What is Direct Primary Care?
Direct Primary Care (DPC) is a membership-based alternative to insurance-billed primary care. Patients pay a flat monthly fee directly to a physician's practice for unlimited access — no co-pays, no claim forms, no surprise bills. Here is how it works, what it covers, and how it compares to the insurance-based system most Americans are used to.
What is Direct Primary Care?
Direct Primary Care (DPC) is a healthcare delivery model in which patients pay a flat monthly or annual fee directly to their primary care physician's practice in exchange for unlimited access to that physician — office visits, virtual visits, text messages, and care coordination — with no insurance company in between. Because the physician does not bill insurance for primary care services, there are no co-pays, no claim denials, and no EOBs.
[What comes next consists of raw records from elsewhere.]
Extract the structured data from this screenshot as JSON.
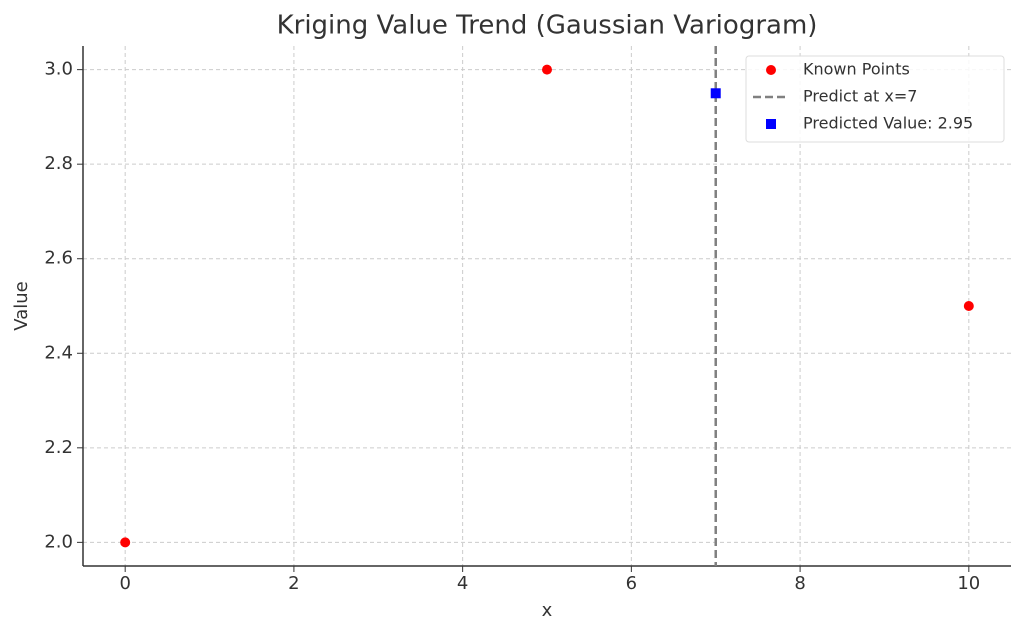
{
  "chart_data": {
    "type": "scatter",
    "title": "Kriging Value Trend (Gaussian Variogram)",
    "x_label": "x",
    "y_label": "Value",
    "series": [
      {
        "name": "Known Points",
        "color": "#ff0000",
        "marker": "circle",
        "x": [
          0,
          5,
          10
        ],
        "values": [
          2,
          3,
          2.5
        ]
      },
      {
        "name": "Predicted Value: 2.95",
        "color": "#0000ff",
        "marker": "square",
        "x": [
          7
        ],
        "values": [
          2.95
        ]
      }
    ],
    "vlines": [
      {
        "name": "Predict at x=7",
        "x": 7,
        "color": "#808080",
        "style": "dashed"
      }
    ],
    "xlim": [
      -0.5,
      10.5
    ],
    "xticks": [
      0,
      2,
      4,
      6,
      8,
      10
    ],
    "ylim": [
      1.95,
      3.05
    ],
    "yticks": [
      {
        "value": 2,
        "label": "2.0"
      },
      {
        "value": 2.2,
        "label": "2.2"
      },
      {
        "value": 2.4,
        "label": "2.4"
      },
      {
        "value": 2.6,
        "label": "2.6"
      },
      {
        "value": 2.8,
        "label": "2.8"
      },
      {
        "value": 3,
        "label": "3.0"
      }
    ],
    "grid": true,
    "legend": "upper right"
  }
}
Is Direct Primary Care the same as concierge medicine?
They are related but not identical. Concierge medicine practices typically charge an annual retainer and still bill insurance for each visit. DPC practices charge a membership fee and do not bill insurance for primary care. DPC is usually lower-cost and designed for everyday primary care rather than VIP amenities.
Is Direct Primary Care insurance?
No. DPC is a membership, not insurance. It does not satisfy minimum essential coverage under the Affordable Care Act (ACA). Most DPC members pair their membership with a high-deductible health plan, a health-share program, or catastrophic coverage to handle hospitalizations, surgery, and complex specialty care.
How much does Direct Primary Care cost?
DPC memberships typically range from roughly $50 to $150 per month per adult in the United States. CashPrice Health's CarePass Go membership is $83/month billed annually (or $99/month billed monthly) for virtual DPC; CarePass Pro is $125/month billed annually (or $149/month billed monthly) for in-person + virtual DPC with a local CashPrice Health DPC partner physician, plus a 24/7 personal care coordinator. Both tiers include $0 generic prescriptions, discounted labs, hospital bill negotiation, and cash-pay directory access for specialists, imaging, and surgeries.
What does a DPC membership cover?
A DPC membership covers unlimited primary care with your physician: routine check-ups, acute care (e.g. coughs, infections, minor injuries), chronic disease management (diabetes, hypertension, thyroid), preventive screening, basic procedures, and coordination of specialist care. It does not cover services performed outside the practice (imaging, hospital care, surgery, specialist visits) — those are paid separately, usually at negotiated cash prices.
How does DPC save money?
Three ways. First, the DPC physician has a smaller panel (typically 400–800 patients vs. 2,000–3,000 in insurance-based practice), so they spend longer with each patient and catch problems before they become ER visits. Second, members avoid co-pays, deductibles, and surprise bills for routine care. Third, DPC practices typically pass through wholesale pricing on labs, generics, and in-office procedures — often 50–90% below retail.
Can I use my HSA or FSA to pay for DPC?
As of 2026, the IRS does not explicitly classify DPC monthly fees as qualified medical expenses for HSA/FSA purposes, although bipartisan legislation (the Primary Care Enhancement Act) has been repeatedly introduced to change that. HSA and FSA funds can still be used for most lab fees, procedures, and prescriptions not covered by the DPC fee itself. Consult your tax professional for current guidance.
What happens if I need a specialist or hospital care?
Your DPC physician refers you, often after handling the diagnostic workup in-house. With CashPrice Health, your personal care coordinator finds a specialist, retrieves a transparent cash price up-front, and books the appointment. For hospital or surgical care, you can use insurance, a health-share program, or negotiated cash rates. The goal is never 'insurance solves everything' — it is 'you always know the price before you go.'
Where is DPC available?
Direct Primary Care is available in all 50 U.S. states. Regulation varies — roughly 35 states have enacted DPC-specific statutes clarifying that DPC is not insurance — but the practice model itself is legal everywhere. CashPrice Health is opening state-by-state, starting with the Houston / The Woodlands area in Texas through the founding DPC partner Meridian Springs Primary Care; virtual Go membership follows telehealth-regulation permissibility state by state.
Who is a good fit for DPC?
DPC works particularly well for: self-employed people and small business owners who pay for their own coverage; families who want predictable healthcare costs; people with chronic conditions who benefit from longer visits and ongoing texting access; anyone tired of rushed 7-minute appointments; and households already on a high-deductible plan who want routine care handled without hitting the deductible.